On this day in economic and business history…
The Black-Scholes option-pricing model, first published in 1973 in a paper titled “The Pricing of Options and Corporate Liabilities,” was delivered in complete form for publication to The Journal of Political Economy on May 9, 1972. PBS’ NOVA offers the following explanation of the model, and of its importance to the financial world:
Derived by economists Myron Scholes, Robert Merton, and the late Fischer Black, the Black-Scholes formula is a way to determine how much a call option is worth at any given time. The economist Zvi Bodie likens the impact of its discovery, which earned Scholes and Merton the 1997 Nobel Prize in Economics, to that of the discovery of the structure of DNA. Both gave birth to new fields of immense practical importance: genetic engineering on the one hand and, on the other, financial engineering.
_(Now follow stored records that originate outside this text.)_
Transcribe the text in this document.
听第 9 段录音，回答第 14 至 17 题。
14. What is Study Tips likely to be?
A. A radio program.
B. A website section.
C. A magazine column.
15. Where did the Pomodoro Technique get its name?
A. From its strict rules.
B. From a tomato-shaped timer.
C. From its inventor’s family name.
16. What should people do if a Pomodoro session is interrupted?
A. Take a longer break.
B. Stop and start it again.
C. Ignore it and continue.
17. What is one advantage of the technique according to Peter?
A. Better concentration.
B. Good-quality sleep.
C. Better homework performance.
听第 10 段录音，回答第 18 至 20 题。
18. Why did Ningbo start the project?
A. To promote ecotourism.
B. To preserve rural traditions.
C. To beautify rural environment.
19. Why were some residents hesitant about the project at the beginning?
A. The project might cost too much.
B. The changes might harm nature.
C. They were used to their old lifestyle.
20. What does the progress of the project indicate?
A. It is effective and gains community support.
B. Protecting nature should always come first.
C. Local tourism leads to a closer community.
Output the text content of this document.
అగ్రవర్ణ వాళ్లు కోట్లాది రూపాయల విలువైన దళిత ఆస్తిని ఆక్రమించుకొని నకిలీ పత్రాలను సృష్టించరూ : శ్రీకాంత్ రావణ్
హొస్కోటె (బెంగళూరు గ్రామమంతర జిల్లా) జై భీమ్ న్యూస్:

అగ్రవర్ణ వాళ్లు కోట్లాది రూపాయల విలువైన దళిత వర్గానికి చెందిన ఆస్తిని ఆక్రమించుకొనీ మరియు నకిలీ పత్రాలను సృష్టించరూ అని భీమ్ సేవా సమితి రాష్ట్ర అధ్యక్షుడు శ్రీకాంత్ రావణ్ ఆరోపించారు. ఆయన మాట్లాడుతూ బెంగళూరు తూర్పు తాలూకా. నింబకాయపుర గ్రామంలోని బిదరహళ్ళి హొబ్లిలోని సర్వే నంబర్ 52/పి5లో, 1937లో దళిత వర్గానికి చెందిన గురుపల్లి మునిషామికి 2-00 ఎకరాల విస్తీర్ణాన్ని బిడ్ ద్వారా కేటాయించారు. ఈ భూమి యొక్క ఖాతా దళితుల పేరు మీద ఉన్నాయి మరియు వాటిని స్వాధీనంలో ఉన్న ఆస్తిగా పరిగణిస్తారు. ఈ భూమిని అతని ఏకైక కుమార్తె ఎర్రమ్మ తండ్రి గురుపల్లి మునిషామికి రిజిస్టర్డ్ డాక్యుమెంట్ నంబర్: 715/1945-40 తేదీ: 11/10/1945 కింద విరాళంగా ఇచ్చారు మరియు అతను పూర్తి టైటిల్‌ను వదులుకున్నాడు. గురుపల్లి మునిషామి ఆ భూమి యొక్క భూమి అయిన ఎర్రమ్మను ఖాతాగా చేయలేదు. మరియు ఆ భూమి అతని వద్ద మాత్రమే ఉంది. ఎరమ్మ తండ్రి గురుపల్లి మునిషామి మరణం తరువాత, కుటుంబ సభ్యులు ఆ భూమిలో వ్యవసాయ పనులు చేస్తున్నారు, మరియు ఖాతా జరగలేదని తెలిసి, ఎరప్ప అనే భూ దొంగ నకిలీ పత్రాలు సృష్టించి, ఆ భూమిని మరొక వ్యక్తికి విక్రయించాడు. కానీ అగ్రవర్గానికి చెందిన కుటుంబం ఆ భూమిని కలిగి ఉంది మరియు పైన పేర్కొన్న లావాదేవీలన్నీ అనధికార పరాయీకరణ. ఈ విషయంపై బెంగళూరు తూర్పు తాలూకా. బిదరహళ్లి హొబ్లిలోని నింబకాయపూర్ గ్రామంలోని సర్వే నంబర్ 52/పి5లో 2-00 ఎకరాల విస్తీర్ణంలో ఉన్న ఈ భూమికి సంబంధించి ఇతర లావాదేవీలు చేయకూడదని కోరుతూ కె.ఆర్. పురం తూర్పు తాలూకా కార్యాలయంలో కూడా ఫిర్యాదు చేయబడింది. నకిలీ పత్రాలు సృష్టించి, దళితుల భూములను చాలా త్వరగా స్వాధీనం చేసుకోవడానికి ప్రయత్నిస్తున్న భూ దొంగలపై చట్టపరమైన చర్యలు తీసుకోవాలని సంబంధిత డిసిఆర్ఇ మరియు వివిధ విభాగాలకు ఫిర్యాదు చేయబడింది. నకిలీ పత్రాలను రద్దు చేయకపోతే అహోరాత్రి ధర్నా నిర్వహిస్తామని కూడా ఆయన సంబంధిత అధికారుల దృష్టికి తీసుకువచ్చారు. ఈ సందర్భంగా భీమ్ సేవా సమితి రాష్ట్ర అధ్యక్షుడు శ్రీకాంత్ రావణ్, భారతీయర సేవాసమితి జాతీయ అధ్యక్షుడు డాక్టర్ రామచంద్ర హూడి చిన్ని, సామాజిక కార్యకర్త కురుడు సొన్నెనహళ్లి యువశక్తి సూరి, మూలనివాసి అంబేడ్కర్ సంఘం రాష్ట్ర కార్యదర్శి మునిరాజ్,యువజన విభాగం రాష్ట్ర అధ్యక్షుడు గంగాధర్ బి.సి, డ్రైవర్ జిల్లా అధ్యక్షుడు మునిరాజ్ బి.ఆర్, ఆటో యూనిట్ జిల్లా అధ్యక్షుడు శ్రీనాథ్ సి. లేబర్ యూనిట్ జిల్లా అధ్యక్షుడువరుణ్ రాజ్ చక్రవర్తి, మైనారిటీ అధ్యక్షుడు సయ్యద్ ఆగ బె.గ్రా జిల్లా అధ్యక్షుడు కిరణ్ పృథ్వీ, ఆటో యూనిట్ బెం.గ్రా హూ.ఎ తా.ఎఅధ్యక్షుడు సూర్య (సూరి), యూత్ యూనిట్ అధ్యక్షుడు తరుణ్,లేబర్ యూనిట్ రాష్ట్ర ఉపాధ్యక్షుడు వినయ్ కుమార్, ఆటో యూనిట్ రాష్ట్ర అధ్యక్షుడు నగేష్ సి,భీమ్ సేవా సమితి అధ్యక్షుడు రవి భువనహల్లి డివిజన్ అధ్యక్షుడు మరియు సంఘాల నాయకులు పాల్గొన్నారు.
The latter relies on risk-management strategies, such as the use of the Black-Scholes formula, to reduce our vulnerability to the financial insecurity generated by a rapidly changing global economy.
Here’s the theory behind the formula: When a call option on a stock expires, its value is either zero (if the stock price is less than the exercise price) or the difference between the stock price and the exercise price of the option. For example, say you buy a call option on XYZ stock with an exercise price of $100. If at the option’s expiration date the price of XYZ stock is less than $100, the option is worthless. If, however, the stock price is greater than $100 — say $120, then the call option is worth $20. The higher the stock price, the more the option is worth. The difference between the stock price and the exercise price is the “payoff” to the call option.
The Black-Scholes model helped legitimize the CBOE Holdings, Inc (NASDAQ:CBOE), which began trading in 1973, around the time that Black and Scholes’ paper was first published. In 2012, the CBOE Holdings, Inc (NASDAQ:CBOE) transacted over 575 million call options and 535 million put options, which implied a total dollar volume worth $575 billion.
However, this is only a small slice of the total value of financial derivatives traded around the world. Deutsche Borse estimates that the worldwide derivatives market has grown at an annualized rate of 24% per year for the past quarter-century, but this, too, may understate the staggering scope of the worldwide derivatives market. Prior to the financial crisis, the notional value of this market reached an estimated $600 trillion. Five years after the crash ended, some new estimates place the total value of global derivatives at $1 quadrillion. For a sense of the sheer size of that much money were it ever made manifest, picture a tower of $100 bills, about two-thirds of a mile high. That’s $1 billion. A quadrillion dollars in stacked $100 bills would be nearly three times as tall as the distance from the Earth to the moon. In slightly more earth-bound terms, $1 quadrillion is 15 times the size of the entire world’s annual gross domestic product. Under this simplistic measure, it’s hard not to call the Black-Scholes model the most valuable mathematical model ever created.
Holding back the banks
President Dwight Eisenhower signed the Bank Holding Company Act, or BHCA, into law on May 9, 1956. This is a complex law that has undergone various policy shifts and legislative modifications over time in response to the changing conditions of the financial industry, but it continues to act as a foundational piece of financial-industry regulation to this day.
The Eisenhower era, though somewhat more conservative than the New Deal era it supplanted, retained a fundamental distrust of high finance that had colored national perceptions since the Great Depression. It was in this spirit that the BHCA became law. The BHCA effectively barred bank holding companies from expanding across state lines, and also restricted these institutions from engaging in most non-banking activities. Prior to this, the holding company structure would have allowed banks to evade most geographical or commercial restrictions in a rather blatantly transparent way.
Although the scope of acceptable banking activities was gradually expanded over time, it was not until the Rigele-Neale Act of 1994 that interstate banking restrictions were fully lifted. The Gramm-Leach-Bliley Act of 1999 removed many restrictions on allowable banking activities, leading to a wave of industry consolidation that had already begun with the technically illegal-at-the-time 1998 Citigroup merger. The BHCA remained in force as a barrier between banking and pure commerce.